My take is this. Kershaw is making some good budget knives. ZT is now aiming towards crazy designs that push the envelope. But there's a big gap between $20 clamshell packaged knives at Walmart (kershaw) and $700 certificate of authenticity premium knives made to show off. Sure, they have knives that fall into the $200-$250 price range but most people won't buy those. Most people think $100-150 is expensive but worth it for good quality. ZT started in this price range and it obviously worked. Guys wanted a little something to show off that'd work hard. Not drop a corvette payment on a knife.
I posit that ZT should return to its roots in A line. Not solely manufacture knives for walmart and I hope they don't abandon their explorations into crazy manufacturing techniques. But they did abandon the segment that DID build their brand, if anything by simply being fodder for marketing phrases.

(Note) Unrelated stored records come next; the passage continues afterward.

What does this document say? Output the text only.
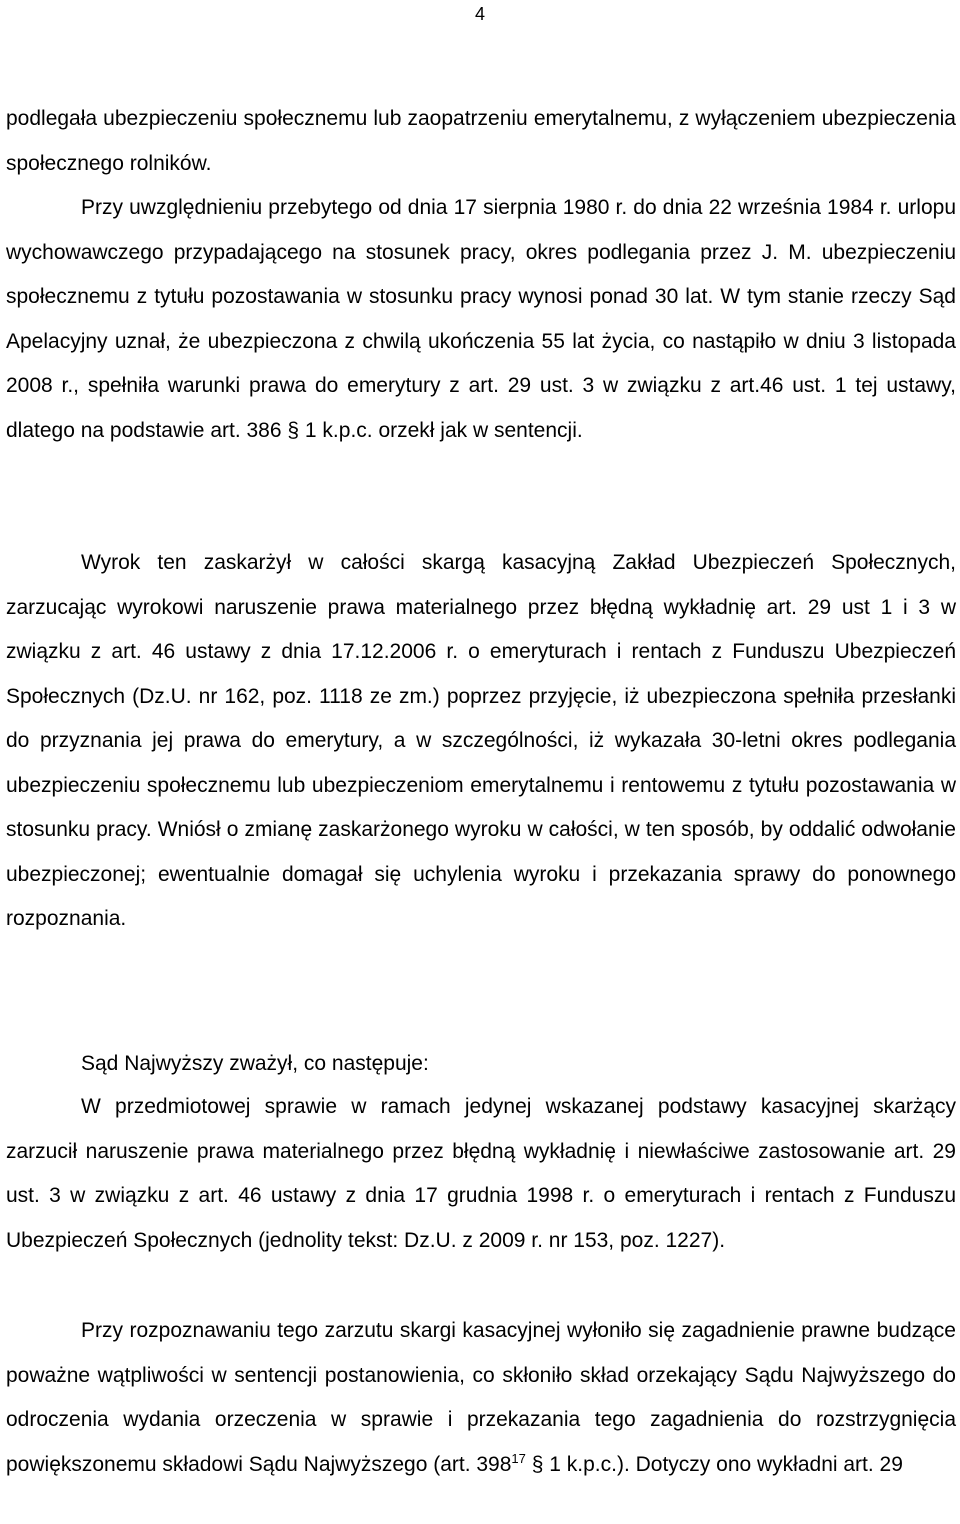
4

podlegała ubezpieczeniu społecznemu lub zaopatrzeniu emerytalnemu, z wyłączeniem ubezpieczenia społecznego rolników.
Przy uwzględnieniu przebytego od dnia 17 sierpnia 1980 r. do dnia 22 września 1984 r. urlopu wychowawczego przypadającego na stosunek pracy, okres podlegania przez J. M. ubezpieczeniu społecznemu z tytułu pozostawania w stosunku pracy wynosi ponad 30 lat. W tym stanie rzeczy Sąd Apelacyjny uznał, że ubezpieczona z chwilą ukończenia 55 lat życia, co nastąpiło w dniu 3 listopada 2008 r., spełniła warunki prawa do emerytury z art. 29 ust. 3 w związku z art.46 ust. 1 tej ustawy, dlatego na podstawie art. 386 § 1 k.p.c. orzekł jak w sentencji.

Wyrok ten zaskarżył w całości skargą kasacyjną Zakład Ubezpieczeń Społecznych, zarzucając wyrokowi naruszenie prawa materialnego przez błędną wykładnię art. 29 ust 1 i 3 w związku z art. 46 ustawy z dnia 17.12.2006 r. o emeryturach i rentach z Funduszu Ubezpieczeń Społecznych (Dz.U. nr 162, poz. 1118 ze zm.) poprzez przyjęcie, iż ubezpieczona spełniła przesłanki do przyznania jej prawa do emerytury, a w szczególności, iż wykazała 30-letni okres podlegania ubezpieczeniu społecznemu lub ubezpieczeniom emerytalnemu i rentowemu z tytułu pozostawania w stosunku pracy. Wniósł o zmianę zaskarżonego wyroku w całości, w ten sposób, by oddalić odwołanie ubezpieczonej; ewentualnie domagał się uchylenia wyroku i przekazania sprawy do ponownego rozpoznania.

Sąd Najwyższy zważył, co następuje:

W przedmiotowej sprawie w ramach jedynej wskazanej podstawy kasacyjnej skarżący zarzucił naruszenie prawa materialnego przez błędną wykładnię i niewłaściwe zastosowanie art. 29 ust. 3 w związku z art. 46 ustawy z dnia 17 grudnia 1998 r. o emeryturach i rentach z Funduszu Ubezpieczeń Społecznych (jednolity tekst: Dz.U. z 2009 r. nr 153, poz. 1227).

Przy rozpoznawaniu tego zarzutu skargi kasacyjnej wyłoniło się zagadnienie prawne budzące poważne wątpliwości w sentencji postanowienia, co skłoniło skład orzekający Sądu Najwyższego do odroczenia wydania orzeczenia w sprawie i przekazania tego zagadnienia do rozstrzygnięcia powiększonemu składowi Sądu Najwyższego (art. $398^{17}$ § 1 k.p.c.). Dotyczy ono wykładni art. 29
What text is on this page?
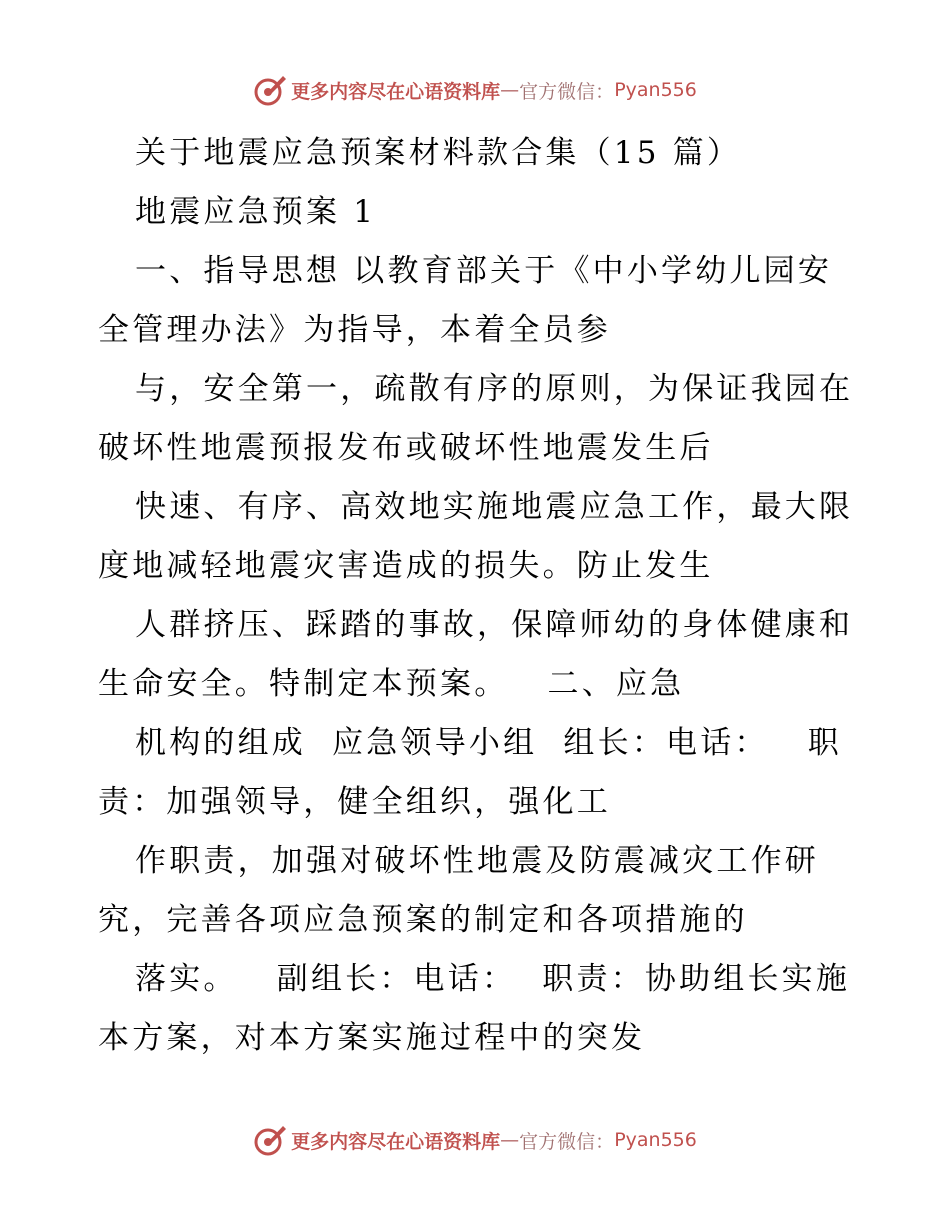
更多内容尽在心语资料库 — 官方微信： Pyan556
关于地震应急预案材料款合集（15 篇）
地震应急预案 1
一、指导思想 以教育部关于《中小学幼儿园安
全管理办法》为指导，本着全员参
与，安全第一，疏散有序的原则，为保证我园在
破坏性地震预报发布或破坏性地震发生后
快速、有序、高效地实施地震应急工作，最大限
度地减轻地震灾害造成的损失。防止发生
人群挤压、踩踏的事故，保障师幼的身体健康和
生命安全。特制定本预案。   二、应急
机构的组成  应急领导小组  组长：电话：   职
责：加强领导，健全组织，强化工
作职责，加强对破坏性地震及防震减灾工作研
究，完善各项应急预案的制定和各项措施的
落实。   副组长：电话：  职责：协助组长实施
本方案，对本方案实施过程中的突发
更多内容尽在心语资料库 — 官方微信： Pyan556
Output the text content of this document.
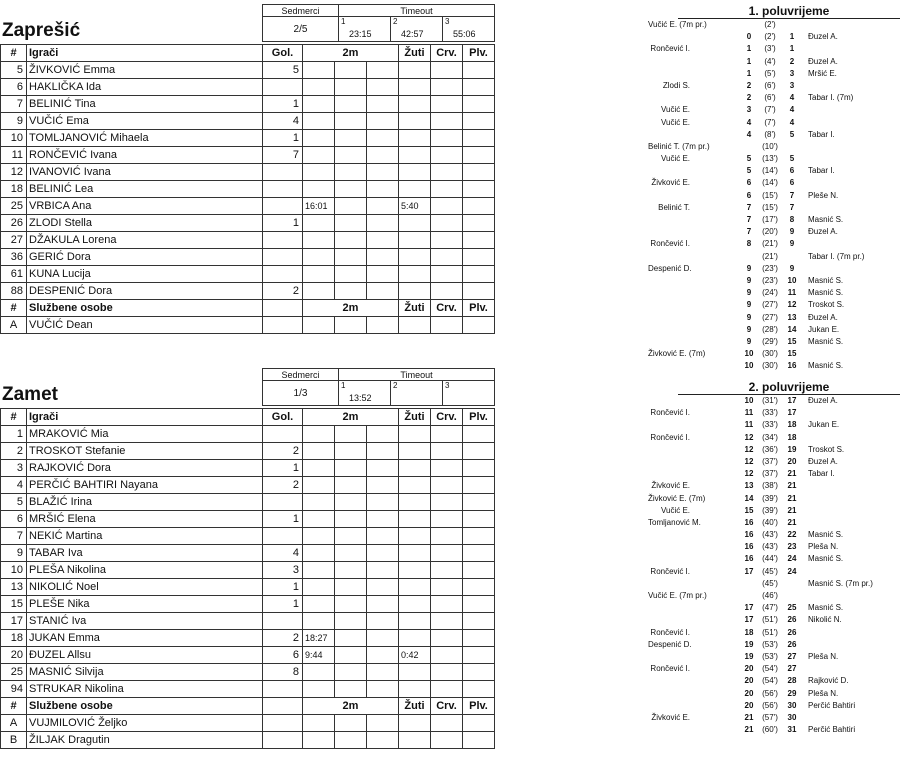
Sedmerci	Timeout		
2/5	1
23:15	2
42:57	3
55:06
Zaprešić
#	Igrači	Gol.	2m			Žuti	Crv.	Plv.
5	ŽIVKOVIĆ Emma	5						
6	HAKLIČKA Ida							
7	BELINIĆ Tina	1						
9	VUČIĆ Ema	4						
10	TOMLJANOVIĆ Mihaela	1						
11	RONČEVIĆ Ivana	7						
12	IVANOVIĆ Ivana							
18	BELINIĆ Lea							
25	VRBICA Ana		16:01			5:40		
26	ZLODI Stella	1						
27	DŽAKULA Lorena							
36	GERIĆ Dora							
61	KUNA Lucija							
88	DESPENIĆ Dora	2						
#	Službene osobe		2m			Žuti	Crv.	Plv.
A	VUČIĆ Dean							
Sedmerci	Timeout		
1/3	1
13:52	2	3
Zamet
#	Igrači	Gol.	2m			Žuti	Crv.	Plv.
1	MRAKOVIĆ Mia							
2	TROSKOT Stefanie	2						
3	RAJKOVIĆ Dora	1						
4	PERČIĆ BAHTIRI Nayana	2						
5	BLAŽIĆ Irina							
6	MRŠIĆ Elena	1						
7	NEKIĆ Martina							
9	TABAR Iva	4						
10	PLEŠA Nikolina	3						
13	NIKOLIĆ Noel	1						
15	PLEŠE Nika	1						
17	STANIĆ Iva							
18	JUKAN Emma	2	18:27					
20	ĐUZEL Allsu	6	9:44			0:42		
25	MASNIĆ Silvija	8						
94	STRUKAR Nikolina							
#	Službene osobe		2m			Žuti	Crv.	Plv.
A	VUJMILOVIĆ Željko							
B	ŽILJAK Dragutin							
1. poluvrijeme
Vučić E. (7m pr.)	(2')
0	(2')	1	Đuzel A.
Rončević I.	1	(3')	1
1	(4')	2	Đuzel A.
1	(5')	3	Mršić E.
Zlodi S.	2	(6')	3
2	(6')	4	Tabar I. (7m)
Vučić E.	3	(7')	4
Vučić E.	4	(7')	4
4	(8')	5	Tabar I.
Belinić T. (7m pr.)	(10')
Vučić E.	5	(13')	5
5	(14')	6	Tabar I.
Živković E.	6	(14')	6
6	(15')	7	Pleše N.
Belinić T.	7	(15')	7
7	(17')	8	Masnić S.
7	(20')	9	Đuzel A.
Rončević I.	8	(21')	9
(21')	Tabar I. (7m pr.)
Despenić D.	9	(23')	9
9	(23')	10 Masnić S.
9	(24')	11 Masnić S.
9	(27')	12 Troskot S.
9	(27')	13 Đuzel A.
9	(28')	14 Jukan E.
9	(29')	15 Masnić S.
Živković E. (7m)	10	(30')	15
10	(30')	16 Masnić S.
2. poluvrijeme
10	(31')	17 Đuzel A.
Rončević I.	11	(33')	17
11	(33')	18 Jukan E.
Rončević I.	12	(34')	18
12	(36')	19 Troskot S.
12	(37')	20 Đuzel A.
12	(37')	21 Tabar I.
Živković E.	13	(38')	21
Živković E. (7m)	14	(39')	21
Vučić E.	15	(39')	21
Tomljanović M.	16	(40')	21
16	(43')	22 Masnić S.
16	(43')	23 Pleša N.
16	(44')	24 Masnić S.
Rončević I.	17	(45')	24
(45')	Masnić S. (7m pr.)
Vučić E. (7m pr.)	(46')
17	(47')	25 Masnić S.
17	(51')	26 Nikolić N.
Rončević I.	18	(51')	26
Despenić D.	19	(53')	26
19	(53')	27 Pleša N.
Rončević I.	20	(54')	27
20	(54')	28 Rajković D.
20	(56')	29 Pleša N.
20	(56')	30 Perčić Bahtiri
Živković E.	21	(57')	30
21	(60')	31 Perčić Bahtiri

Blue class, black class, and gold class. Kershaw line, X line, and Zero Tolerance line. For the X line bring back knives like the MUDD, purpose built to withstand crazy environments. Use steels like Cronidur 30 or CPM154. Keep it relatively cheap but built to high standards. Don't need to experiment much in this line. People know or should know what military and law enforcement guys will want to carry and that $150 is about the top of their price range unless they're knife nuts anyway. Add in some specialty tools for paramedics and special ops types. Make some of these tools off limits to the average joe. Maybe develop a new non-magnetic multitool that exceeds what SOG, Leatherman, Gerber, and Victorinox are producing. Make them where they have to be bought directly from KAI with credentials being necessary. I believe this would bring ZT/KAI back to their roots and produce tools that would be interesting to the average first responder while still catering to us knife nerds and the average Joe who thinks $30 is a lot for a pocket knife.